Deux lettres de Jacob Zwinger à son père Theodor Zwinger l'Ancien

Jakob Zwinger

Introduction: William Barton


Remarque: Cette recherche a été financée en totalité par le Fonds scientifique autrichien (FWF) [‘LAGOOS’ Y 1519-G], DOI 10.55776/Y1519, www.lagoos.org. Dans le cadre du libre accès, l’auteur applique une licence de droit d’auteur public CC-BY à cette soumission.

 

Date de composition: automne 1582. Les deux lettres indiquent le jour et le mois de leur rédaction en utilisant le calendrier attique, dans lequel le «Pyanepsion» correspond approximativement à la fin octobre et au début novembre. On ignore comment Zwinger a utilisé ce calendrier (a-t-il fait correspondre les mois du calendrier attique à son calendrier contemporain ou a-t-il calculé la date souhaitée selon le système original des mois lunaires?); la bibliothèque universitaire de Bâle indique toutefois dans son catalogue les 4 et 19 octobre comme dates des lettres.

Manuscrits: Bâle, Bibliothèque de l’Université, Frey-Gryn Mscr I 11:Bl.419 (lettre 1); Bâle, Bibliothèque de l’Université, Frey-Gryn Mscr I 11:Bl.420 (lettre 2).

 

Né le 15 août 1569 à Bâle, Jakob Zwinger est aujourd’hui surtout connu comme le fils du célèbre médecin et humaniste Theodor Zwinger l’Ancien (1533-1588), et comme le père de Theodor Zwinger le Jeune (1597-1654), un prédicateur et théologien éminent. Malgré sa mort prématurée peu après son 41ᵉ anniversaire, les propres réalisations de Jakob en tant qu’helléniste et médecin ne sont pas négligeables.

À l’âge de seize ans, Jakob acheva ses études à Bâle et se rendit en Italie pour poursuivre des études de médecine à l’Université de Padoue de 1586 à 1588. Dans cette ville, il entra en contact avec d’importants intellectuels italiens de l’époque, notamment Jacopo Zabarella et Alessandro Piccolomini. Après avoir voyagé à travers l’Italie et l’Allemagne pour approfondir sa formation, il revint à Bâle en 1593 et obtint son doctorat en médecine en 1594.
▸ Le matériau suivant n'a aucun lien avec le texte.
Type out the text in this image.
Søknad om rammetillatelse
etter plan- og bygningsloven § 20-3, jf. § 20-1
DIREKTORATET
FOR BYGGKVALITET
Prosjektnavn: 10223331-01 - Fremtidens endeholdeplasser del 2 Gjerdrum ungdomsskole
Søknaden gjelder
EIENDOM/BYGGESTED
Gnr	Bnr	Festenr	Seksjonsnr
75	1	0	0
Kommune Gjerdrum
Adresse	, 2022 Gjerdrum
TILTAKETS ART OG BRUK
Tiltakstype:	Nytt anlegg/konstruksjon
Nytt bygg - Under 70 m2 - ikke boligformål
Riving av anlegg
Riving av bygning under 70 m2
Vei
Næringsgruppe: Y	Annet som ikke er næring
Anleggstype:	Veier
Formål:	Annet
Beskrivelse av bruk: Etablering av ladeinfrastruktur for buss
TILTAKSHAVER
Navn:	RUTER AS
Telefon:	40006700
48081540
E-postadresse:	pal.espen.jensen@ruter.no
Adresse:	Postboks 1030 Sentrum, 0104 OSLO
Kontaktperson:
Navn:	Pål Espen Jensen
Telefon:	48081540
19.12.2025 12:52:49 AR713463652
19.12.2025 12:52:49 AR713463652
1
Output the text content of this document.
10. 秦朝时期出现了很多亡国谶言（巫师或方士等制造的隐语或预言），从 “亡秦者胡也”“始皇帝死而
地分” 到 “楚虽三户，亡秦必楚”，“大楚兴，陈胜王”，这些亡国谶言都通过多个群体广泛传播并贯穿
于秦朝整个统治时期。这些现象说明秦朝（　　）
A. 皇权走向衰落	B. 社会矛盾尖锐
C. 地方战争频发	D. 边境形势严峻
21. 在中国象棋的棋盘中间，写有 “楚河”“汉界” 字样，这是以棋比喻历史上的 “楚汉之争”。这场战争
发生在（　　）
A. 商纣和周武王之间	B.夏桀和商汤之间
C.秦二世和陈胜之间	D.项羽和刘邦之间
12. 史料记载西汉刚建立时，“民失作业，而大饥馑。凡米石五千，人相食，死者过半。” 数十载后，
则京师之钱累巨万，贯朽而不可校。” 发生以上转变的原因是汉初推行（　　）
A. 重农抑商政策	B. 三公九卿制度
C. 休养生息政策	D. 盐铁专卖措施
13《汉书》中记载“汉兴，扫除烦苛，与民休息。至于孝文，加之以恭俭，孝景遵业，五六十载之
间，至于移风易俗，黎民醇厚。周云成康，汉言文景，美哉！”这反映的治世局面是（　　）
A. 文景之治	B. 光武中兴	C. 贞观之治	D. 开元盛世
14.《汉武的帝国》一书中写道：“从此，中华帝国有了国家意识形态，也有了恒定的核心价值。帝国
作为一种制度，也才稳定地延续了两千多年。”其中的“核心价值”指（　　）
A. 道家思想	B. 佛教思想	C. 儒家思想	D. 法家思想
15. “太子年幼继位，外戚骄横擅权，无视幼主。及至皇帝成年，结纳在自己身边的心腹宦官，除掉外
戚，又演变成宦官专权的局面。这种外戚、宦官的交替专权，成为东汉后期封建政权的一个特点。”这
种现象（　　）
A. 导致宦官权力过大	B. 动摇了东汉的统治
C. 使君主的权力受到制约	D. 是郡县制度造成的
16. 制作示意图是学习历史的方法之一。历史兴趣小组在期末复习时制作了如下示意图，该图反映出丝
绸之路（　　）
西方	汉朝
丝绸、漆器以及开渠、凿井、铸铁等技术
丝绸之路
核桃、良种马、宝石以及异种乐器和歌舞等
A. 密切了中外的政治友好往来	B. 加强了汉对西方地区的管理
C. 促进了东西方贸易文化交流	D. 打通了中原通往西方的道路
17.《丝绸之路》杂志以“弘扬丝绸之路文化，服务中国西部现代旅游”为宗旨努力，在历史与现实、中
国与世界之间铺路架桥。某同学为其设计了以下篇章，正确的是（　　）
Dès 1595, Jakob fut nommé professeur de grec à l’Université de Bâle. L’année suivante, en 1596, il épousa Judith Brand (1579-1610), fille de l’homme politique et diplomate bâlois Bernhard Brand (1525-1594). De cette union naquit notamment Theodor Zwinger le Jeune.

Parallèlement à son enseignement du grec et à ses fonctions de recteur de l’Université de Bâle de 1606 à 1607, Jakob continua de cultiver ses intérêts humanistes et contribua à l’édition et à la publication des œuvres de son père, notamment l’édition augmentée du Theatrum vitae humanae en 1604. Jakob combina ensuite son expertise en histoire littéraire grecque et en médecine dans son Principiorum chymicorum examen (1606).

Parmi la correspondance majoritairement latine de Jakob Zwinger, conservée à la bibliothèque de l’Université de Bâle, on trouve pas moins de 32 lettres en grec ancien. Trois de ces lettres ont été écrites par Jakob lui-même. Le reste de ce corpus de lettres grecques provient d’une sélection d’intellectuels réformés – notamment le théologien et hébraïste anglais Hugh Broughton, dont le conflit avec Théodore de Bèze est bien étudié –, ainsi que d’un certain Emanuelos Achilleos, prêtre grec de Thessalonique. L’utilisation du grec ancien, aux côtés du latin, comme langue d’échange dans les milieux humanistes, particulièrement protestants, est reconnue par la recherche actuelle.

Les deux lettres grecques sont conservées dans des manuscrits autographes, avec l’adresse du destinataire au recto, ce qui indique qu’il s’agit des lettres originales. Jakob est alors âgé de treize ans; il écrit à son père depuis Eimeldingen, une ville située à une dizaine de kilomètres de Bâle, dans l’actuel Bade-Wurtemberg. D’après la seconde lettre présentée ici, Jakob se trouvait à Eimeldingen dans le cadre de ses études. Il est possible qu’en écrivant ces deux lettres en grec ancien, il ait voulu montrer à ses parents et au reste de sa famille sa maîtrise précoce du grec. Ces lettres sont donc intéressantes pour notre connaissance des progrès linguistiques d’un futur professeur de grec à la prestigieuse Université de Bâle à la fin du XVIᵉ et au début du XVIIᵉ siècle ainsi que pour l’aperçu qu’elles offrent de la relation intime entre un père et un fils à cette époque.